Wilhelma: Affennachwuchs im Miniformat

Zwergseidenäffchen-Papa Chico trägt seine zwei Kinder huckepack durchs Geäst. Dank gleicher Fellfarbe sind die beiden Affenbabys gut getarnt. – Foto: Wilhelma / Hörner

Wie fast jedes Jahr haben die Zwergseidenäffchen der Wilhelma rechtzeitig vor Weihnachten wieder zwei kleine Geschenke beschert: Am 8. November kamen Zwillinge zur Welt.
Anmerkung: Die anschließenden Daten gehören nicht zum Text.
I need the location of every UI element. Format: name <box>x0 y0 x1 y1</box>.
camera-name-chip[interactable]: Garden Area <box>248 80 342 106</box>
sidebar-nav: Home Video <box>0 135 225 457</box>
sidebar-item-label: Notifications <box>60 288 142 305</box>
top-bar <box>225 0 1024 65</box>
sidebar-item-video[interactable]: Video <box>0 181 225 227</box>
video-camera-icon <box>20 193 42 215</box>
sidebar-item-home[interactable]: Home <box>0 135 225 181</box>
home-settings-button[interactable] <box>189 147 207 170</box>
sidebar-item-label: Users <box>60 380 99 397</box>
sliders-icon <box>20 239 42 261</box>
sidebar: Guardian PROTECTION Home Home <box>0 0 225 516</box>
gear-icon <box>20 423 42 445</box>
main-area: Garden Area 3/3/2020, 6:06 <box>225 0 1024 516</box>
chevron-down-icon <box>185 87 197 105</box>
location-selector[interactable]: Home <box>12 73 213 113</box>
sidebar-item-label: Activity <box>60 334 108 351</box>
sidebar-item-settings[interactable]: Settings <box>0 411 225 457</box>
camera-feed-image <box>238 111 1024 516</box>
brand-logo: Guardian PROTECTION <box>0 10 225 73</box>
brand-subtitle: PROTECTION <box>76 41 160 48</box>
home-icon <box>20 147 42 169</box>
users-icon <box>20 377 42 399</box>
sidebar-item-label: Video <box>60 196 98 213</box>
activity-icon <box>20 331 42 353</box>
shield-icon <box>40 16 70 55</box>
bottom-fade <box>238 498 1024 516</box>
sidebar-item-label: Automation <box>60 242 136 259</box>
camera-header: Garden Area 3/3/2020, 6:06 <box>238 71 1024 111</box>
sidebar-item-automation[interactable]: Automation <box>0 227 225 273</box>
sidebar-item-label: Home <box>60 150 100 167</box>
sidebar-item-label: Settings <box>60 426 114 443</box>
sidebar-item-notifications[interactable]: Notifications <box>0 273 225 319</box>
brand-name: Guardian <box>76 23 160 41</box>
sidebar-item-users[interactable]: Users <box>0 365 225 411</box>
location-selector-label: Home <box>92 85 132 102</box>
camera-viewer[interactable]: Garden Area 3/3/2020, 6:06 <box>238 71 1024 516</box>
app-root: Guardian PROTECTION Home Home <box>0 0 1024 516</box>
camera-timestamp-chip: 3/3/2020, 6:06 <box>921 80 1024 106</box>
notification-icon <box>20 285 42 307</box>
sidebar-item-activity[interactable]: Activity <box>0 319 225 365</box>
Da bereits die Eltern Chico und Ica echte Zwerge sind – schließlich gilt die Art als die kleinste unter den echten Affen – muss man die anfangs daumengroßen Zwergenkinder beinahe mit der Lupe suchen. Zu finden sind die tagaktiven Krallenäffchen aus Südamerika im Jungtieraufzuchthaus zwischen Amazonien- und Menschenaffenhaus.
Vier Tiere zählt der unbedarfte Betrachter auf den ersten Blick im Zwergseidenäffchen-Gehege. Aber was ist das? Eines der Äffchen sieht etwas unförmig aus, irgendwie – ausgebeult. Doch plötzlich bewegt sich eine der kleinen „Beulen“, bekommt Beine und einen Schwanz und schließlich taucht aus dem beige-gelb-grünlichen Fell ein winziges, zerknautschtes Gesicht auf. Jetzt erkennt man auch den zweiten kleinen Wicht im seidigen Fellkragen von Papa Chico. Denn er ist es, der seine beiden Jüngsten huckepack – eins vorn rechts, eins hinten links – spazieren trägt. Bei Zwergseidenäffchen ist Babysitting nämlich keinesfalls reine Frauensache. Immer nur das ranghöchste Weibchen pro Gruppe bekommt Nachwuchs, meist zweieiige Zwillinge, und bis auf das Säugen kümmert sich anschließend die ganze Familie um die Nesthäkchen. Oft reichen die Mütter die kleinen „Bälger“ sogar unmittelbar nach der Geburt an Papa und Co. weiter. Nicht so Ica, die seit 2011 die neue Frau an Chicos Seite ist: Sie zaudert immer ein wenig, bevor sie ihre Babys anderen anvertraut. Doch inzwischen scheint sie sich auf ihren erfahrenen Partner Chico voll und ganz zu verlassen. Der lebt seit 2001 in der Wilhelma und hat hier immerhin schon 22 Äffchen gezeugt, die letzten vier mit Ica. Ihre beiden Erstgeborenen, Emma und Emilia, sind inzwischen fast ein Jahr alt und es ist nur eine Frage der Zeit, bis auch sie als Babysitter einspringen. Bislang haben die beiden damit aber noch wenig am Hut. Lieber turnen sie kopfüber und kopfunter durchs Geäst, naschen Mehlwürmer und geben sich der gegenseitigen Fellpflege, dem „Grooming“, hin.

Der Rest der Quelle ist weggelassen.